Mais celui ci, qui voue une haine sans limite à la bourgeoisie, prépare en fait, la nuit du jugement a laquelle il veut faire participer ses adeptes. La partie fine va se terminer en nuit cauchemardesque où tous les participants vont être exécutés les uns après les autres.
Quel film étrange... Le malaise à l'état pur. L'ambiance lourde et pesant d'un "porno" sacrificiel où le spectateur se trouve comme suspendu aux inévitables dérapages dont les acteurs auraient pu, à tout moment, se rendre responsables. Car, visiblement, ceux ci n'étaient pas dans leur état normal en tournant certaines scènes. Tout aurait pu arriver et le réalisateur, Bob Roberts, avouera plus tard que Le Messie du Mal fut interprété et même réalisé (!) sous héroïne et LSD, entre autres.
Même si à l'époque, il n'était pas si rare de jouer sous l'influence de produits illicites, Le Messie du Mal reste une curiosité malsaine et un témoignage de son temps. Et que dire des dialogues, à eux seuls, un vrai bonheur. On a vu bien plus trash et scandaleux que ce film mais il doit détenir le record du monde du nombre d'insanités prononcées à la minute. Durant les quatre vingt seize que dure le film, les "bites", "couilles", "chatte" sont employés comme ponctuation surréalistes de situations qui ne le sont pas moins. Un exemple? Le bras droit de Moon, shooté à mort, qui réalise qu'il vient de faire l'amour avec un travesti:
- Mais tu es un homme !
- Tu n'as pas entendu parler des progrès de la chirurgie, toi. Non, je suis une femme mais j'aime tellement la queue, que je m'en suis fait greffé une...
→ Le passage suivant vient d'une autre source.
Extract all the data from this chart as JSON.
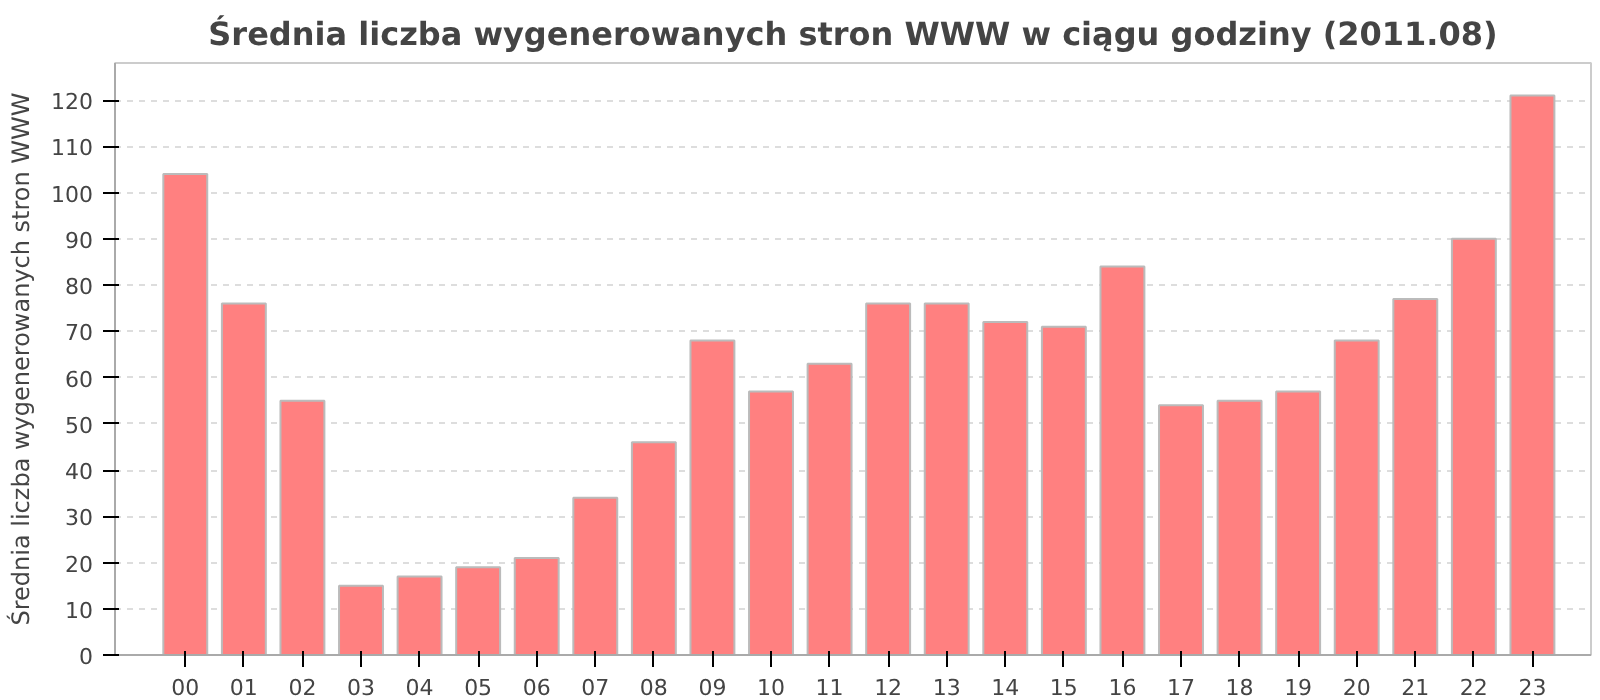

Le sommet du raffinement étant cette tirade superbe: "Ecarte ton vagin et recrache mon sperme, que je t'assassine !" Ah, la belle chose...
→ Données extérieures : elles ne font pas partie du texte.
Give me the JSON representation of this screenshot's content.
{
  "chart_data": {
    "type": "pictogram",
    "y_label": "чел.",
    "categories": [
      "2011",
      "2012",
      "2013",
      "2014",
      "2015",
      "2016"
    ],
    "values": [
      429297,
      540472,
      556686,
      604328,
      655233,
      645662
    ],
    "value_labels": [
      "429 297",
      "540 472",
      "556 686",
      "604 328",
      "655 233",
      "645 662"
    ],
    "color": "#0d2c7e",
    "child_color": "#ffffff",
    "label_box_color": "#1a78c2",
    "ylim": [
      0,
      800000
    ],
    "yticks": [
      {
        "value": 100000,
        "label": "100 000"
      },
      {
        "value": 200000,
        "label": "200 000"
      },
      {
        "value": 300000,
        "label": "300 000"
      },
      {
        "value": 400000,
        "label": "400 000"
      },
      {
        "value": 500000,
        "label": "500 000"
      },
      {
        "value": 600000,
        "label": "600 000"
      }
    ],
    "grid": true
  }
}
A priori, une oeuvre pareille est indéfendable. Hé bien moi, j'ai très envie de la défendre. Ce monument underground mérite sûrement une autre place que les oubliettes poussiéreuses où il végétait depuis plus de quarante ans. Certes, le première moitié du film est assez poussive. Certes, l'image est granuleuse et si sombre que les exécutions finales se déroulent dans une quasi obscurité. C
ertes le scénario tient sur un dé à coudre et pourtant ce film reste, encore aujourd'hui, sacrément osé. En effet, comment oublier le gros plan sur le sexe écarté d'une femme qui fait le poirier ?!! Le Messie du Mal est à considérer avant tout, comme un témoignage de l'atmosphère qui régnait en Amérique à cette époque. Une époque aux moeurs complètement libertaires où flottait un parfum de révolte de la part de la classe populaire vis à vis des privilégiés.
En ce début des seventies, qui voit les États Unis s'enliser dans une guerre du Vietnam interminable, la naissance du mouvement hippie et du flower power va pronfondement changer la face de la société américaine. Dans cette ambiance baba cool, où la révolution sexuelle flirte allègrement avec une consommation massive de drogues, les proies vont s'avérer très faciles à recruter pour les sectes qui voient le jour aux quatre coins du pays. Celle de Charles Manson est évidemment la plus célèbre.
S'inspirant de la véritable histoire d'une famille massacrée au cours d'une longue nuit de rites sanglants, en 1970, à New York, Le Messie du Mal nous renvoie des images d'une temps révolu. Le temps d'une insouciance sexuelle d'avant le SIDA, d'une expression de totale liberté des corps et des mentalités mais aussi d'une lutte sociale, à présent dépassée.
Le Messie du Mal pourra, peut être, apparaître aux yeux de certains, comme kitsch et assez daté. Pourtant, je le conseille vivement aux amateurs de curiosités underground. Ce film crépusculaire mérite vraiment que l'on lui laisse une seconde chance. Une pépite dans son genre.